A sharp drop in import volumes compared to exports has led to a shortage of containers for exporters from India resulting in soaring rates for ‘empties’ in the last three months.
According to TS Ahluwalia, President, North India Shipper Association (NISA), “Now, shipping lines have to specially bring empty containers to India from various parts of the world and that freight cost has to be paid by exporters.” Exporters are thus seeing a sharp surge in freight rates, he added.
Export viability hit
In fact, for produce with lower margins — like rice — higher shipping charges can reverse export feasibility, said Ahluwalia. Import of low-cost products from China, that used to occupy a large number of containers, has dropped or is getting stuck (due to delays in Custom clearance), which is adding to shortage of empty boxes. Exporters, wherever possible, are resorting to sending their cargo to ports from where they can be stuffed into containers, instead of getting containers to their factory in the hinterland and filling them. “Earlier, for exports to three major trading hubs for India —Dubai, Hong Kong and Singapore — the containers could be had at freight rates of $10-100 per twenty foot equivalent unit sized box. However, due to the imbalance, freight rates to get containers also have soared exponentially,” Ahluwalia, who is also Convenor, Port and Logistics Committee, Federation of Indian Export Organisations (FIEO), told BusinessLine.
Demand forecast issue
A large port on the West coast is receiving approximately 70,000 empty containers a month especially to meet the demand from exporters since September. Totally, shipping lines plan to bring in about four lakh empty containers per month to India.

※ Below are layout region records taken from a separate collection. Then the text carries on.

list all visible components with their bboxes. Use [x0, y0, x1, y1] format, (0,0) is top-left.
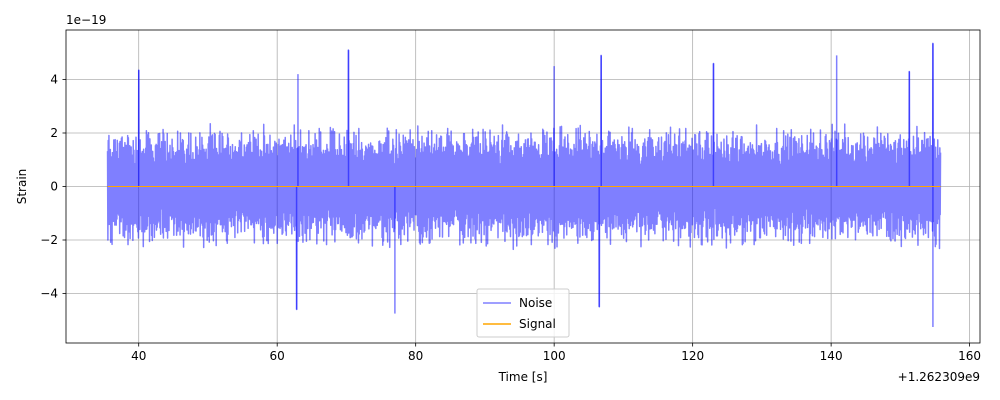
y-tick-label: 0: [50, 180, 58, 194]
y-tick-label: 4: [50, 72, 58, 86]
x-tick-label: 140: [820, 349, 843, 363]
legend: Noise Signal: [476, 288, 570, 338]
series-layer: [106, 42, 942, 327]
series-noise-line: [106, 42, 942, 311]
legend-label-noise: Noise: [519, 296, 552, 310]
ticks: 40 60 80 100 120 140 160 −4 −2 0 2 4: [40, 72, 981, 363]
y-tick-label: 2: [50, 126, 58, 140]
x-axis-label: Time [s]: [498, 370, 548, 384]
y-scale-label: 1e−19: [66, 13, 106, 27]
x-tick-label: 40: [131, 349, 146, 363]
x-tick-label: 80: [408, 349, 423, 363]
y-axis-label: Strain: [15, 169, 29, 205]
x-offset-label: +1.262309e9: [898, 370, 980, 384]
x-tick-label: 120: [681, 349, 704, 363]
x-tick-label: 60: [270, 349, 285, 363]
x-tick-label: 100: [543, 349, 566, 363]
y-tick-label: −2: [40, 233, 58, 247]
legend-box: [476, 288, 570, 338]
y-tick-label: −4: [40, 287, 58, 301]
legend-label-signal: Signal: [519, 317, 556, 331]
x-tick-label: 160: [958, 349, 981, 363]
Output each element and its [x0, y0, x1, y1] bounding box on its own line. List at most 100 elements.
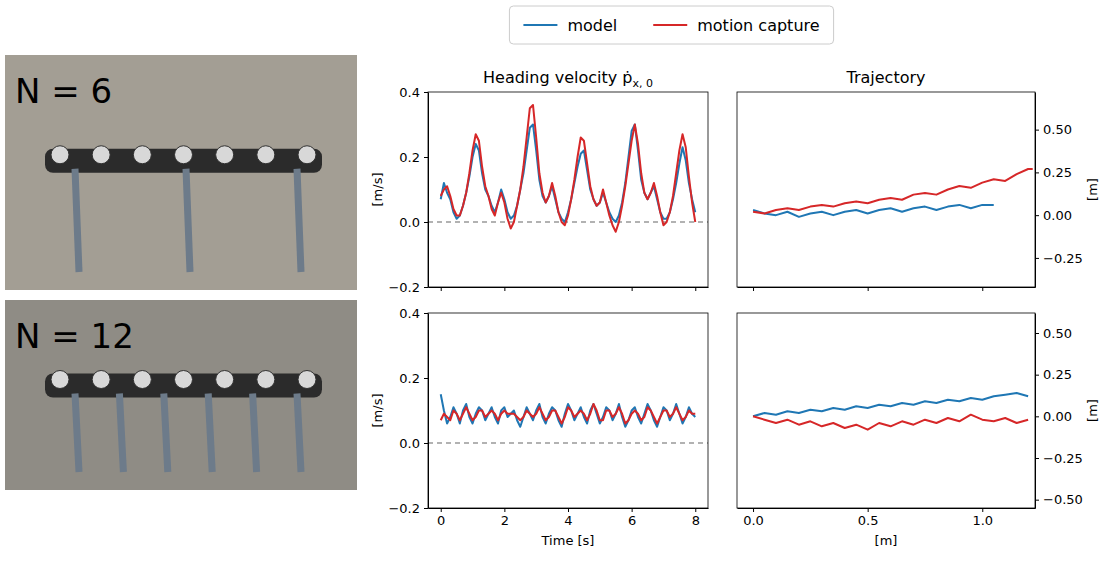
legend: model motion capture: [509, 6, 833, 44]
panel: −0.250.000.250.50Trajectory[m]: [737, 68, 1100, 291]
panel: 02468−0.20.00.20.4Time [s][m/s]: [370, 306, 709, 549]
robot-joint: [298, 146, 316, 164]
y-tick: −0.2: [388, 501, 428, 516]
y-axis-title: [m]: [1085, 399, 1100, 422]
x-tick: 0.0: [743, 508, 764, 528]
y-tick-label: −0.25: [1043, 451, 1083, 466]
x-axis: [429, 287, 709, 291]
x-tick-mark: [568, 508, 569, 512]
plot-frame: [428, 313, 708, 508]
x-tick-label: 1.0: [972, 513, 993, 528]
y-tick-label: −0.2: [388, 501, 420, 516]
x-axis-line: [738, 508, 1036, 509]
y-tick-label: 0.2: [399, 150, 420, 165]
y-tick: 0.00: [1035, 409, 1072, 424]
y-tick-mark: [1035, 333, 1039, 334]
y-tick-label: −0.2: [388, 280, 420, 295]
panel: 0.00.51.0−0.50−0.250.000.250.50[m][m]: [737, 313, 1100, 548]
x-tick: [982, 287, 983, 291]
x-tick: 6: [628, 508, 636, 528]
x-tick-mark: [695, 287, 696, 291]
robot-joint: [51, 371, 69, 389]
x-tick-mark: [753, 508, 754, 512]
robot-leg: [297, 394, 301, 473]
y-tick-mark: [424, 222, 428, 223]
legend-frame: [509, 6, 833, 44]
y-tick-label: 0.00: [1043, 208, 1072, 223]
line: [753, 415, 1028, 430]
x-tick: 8: [692, 508, 700, 528]
plot-area: [753, 169, 1033, 217]
x-tick: [504, 287, 505, 291]
y-tick: 0.4: [399, 85, 428, 100]
x-tick-label: 4: [564, 513, 572, 528]
y-axis: −0.50−0.250.000.250.50: [1035, 314, 1083, 509]
y-tick-label: 0.0: [399, 215, 420, 230]
robot-joint: [257, 371, 275, 389]
x-axis: [738, 287, 1036, 291]
plot-area: [428, 105, 708, 232]
photo-label: N = 12: [15, 316, 134, 356]
x-tick-label: 2: [501, 513, 509, 528]
y-tick-mark: [1035, 375, 1039, 376]
panel-title-text: Heading velocity ṗ: [483, 68, 632, 87]
x-tick: 0: [437, 508, 445, 528]
y-tick-label: 0.50: [1043, 122, 1072, 137]
y-tick: 0.2: [399, 150, 428, 165]
robot-joint: [257, 146, 275, 164]
legend-entry: model: [523, 16, 617, 35]
y-tick-label: 0.00: [1043, 409, 1072, 424]
y-tick-label: 0.2: [399, 371, 420, 386]
y-tick-mark: [1035, 458, 1039, 459]
legend-swatch: [653, 24, 687, 26]
robot-leg: [208, 394, 212, 473]
plot-frame: [428, 92, 708, 287]
y-tick: −0.50: [1035, 492, 1083, 507]
x-tick-mark: [568, 287, 569, 291]
x-tick-mark: [632, 287, 633, 291]
y-axis: −0.250.000.250.50: [1035, 93, 1083, 288]
y-axis: −0.2 0.0 0.2 0.4: [388, 85, 428, 295]
y-tick: 0.2: [399, 371, 428, 386]
robot-leg: [119, 394, 123, 473]
y-axis-line: [1035, 314, 1036, 509]
plot-area: [753, 393, 1028, 430]
y-tick-mark: [424, 92, 428, 93]
line: [441, 404, 696, 424]
x-tick-label: 0.0: [743, 513, 764, 528]
y-tick-label: 0.4: [399, 85, 420, 100]
line: [441, 105, 696, 232]
x-tick-mark: [632, 508, 633, 512]
y-tick-mark: [424, 157, 428, 158]
panel: −0.20.00.20.4Heading velocity ṗx, 0[m/s]: [370, 68, 709, 295]
x-tick: [753, 287, 754, 291]
legend-entry: motion capture: [653, 16, 819, 35]
line: [441, 394, 696, 427]
x-axis-title: Time [s]: [541, 533, 595, 548]
plot-frame: [737, 313, 1035, 508]
x-tick-label: 0.5: [858, 513, 879, 528]
x-tick-mark: [982, 508, 983, 512]
plot-area: [428, 394, 708, 443]
x-tick-mark: [982, 287, 983, 291]
robot-leg: [186, 169, 190, 272]
plot-frame: [737, 92, 1035, 287]
y-tick-mark: [424, 443, 428, 444]
x-tick-mark: [868, 508, 869, 512]
y-tick: −0.25: [1035, 451, 1083, 466]
robot-leg: [297, 169, 301, 272]
x-tick-mark: [441, 508, 442, 512]
x-tick: 2: [501, 508, 509, 528]
x-tick: [441, 287, 442, 291]
figure: N = 6N = 12−0.20.00.20.4Heading velocity…: [0, 0, 1107, 562]
x-tick: 0.5: [858, 508, 879, 528]
x-tick-mark: [868, 287, 869, 291]
line: [753, 393, 1028, 416]
x-tick-label: 0: [437, 513, 445, 528]
photo: N = 12: [5, 300, 357, 490]
robot-joint: [216, 371, 234, 389]
robot-joint: [92, 146, 110, 164]
reference-line: [428, 442, 708, 444]
photo-background: [5, 300, 357, 490]
y-tick: 0.00: [1035, 208, 1072, 223]
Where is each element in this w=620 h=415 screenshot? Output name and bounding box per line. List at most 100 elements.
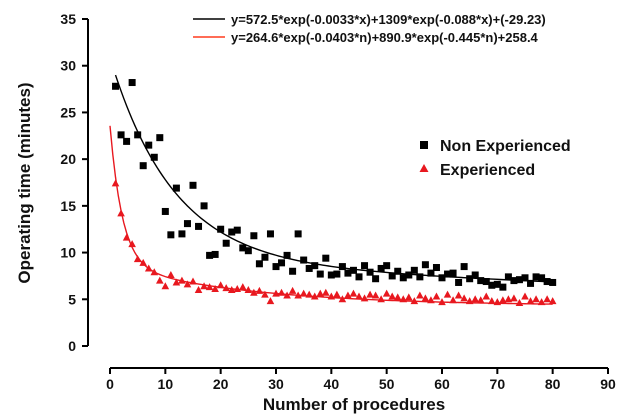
data-point-experienced bbox=[537, 298, 546, 306]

In fact, another challenge is exporters are unable to provide an advanced demand forecast to shipping lines about the number of containers they require, said Ahluwalia.
Importers — who get two weeks of free time to empty cargo from their containers — are not in a hurry to free up the containers early as the demurrage charges for the first week after the two-week free period is low. Moreover, the faceless Customs approval process — the online approval — which was put in place recently has not yet been streamlined and is taking more time, said Ahluwalia.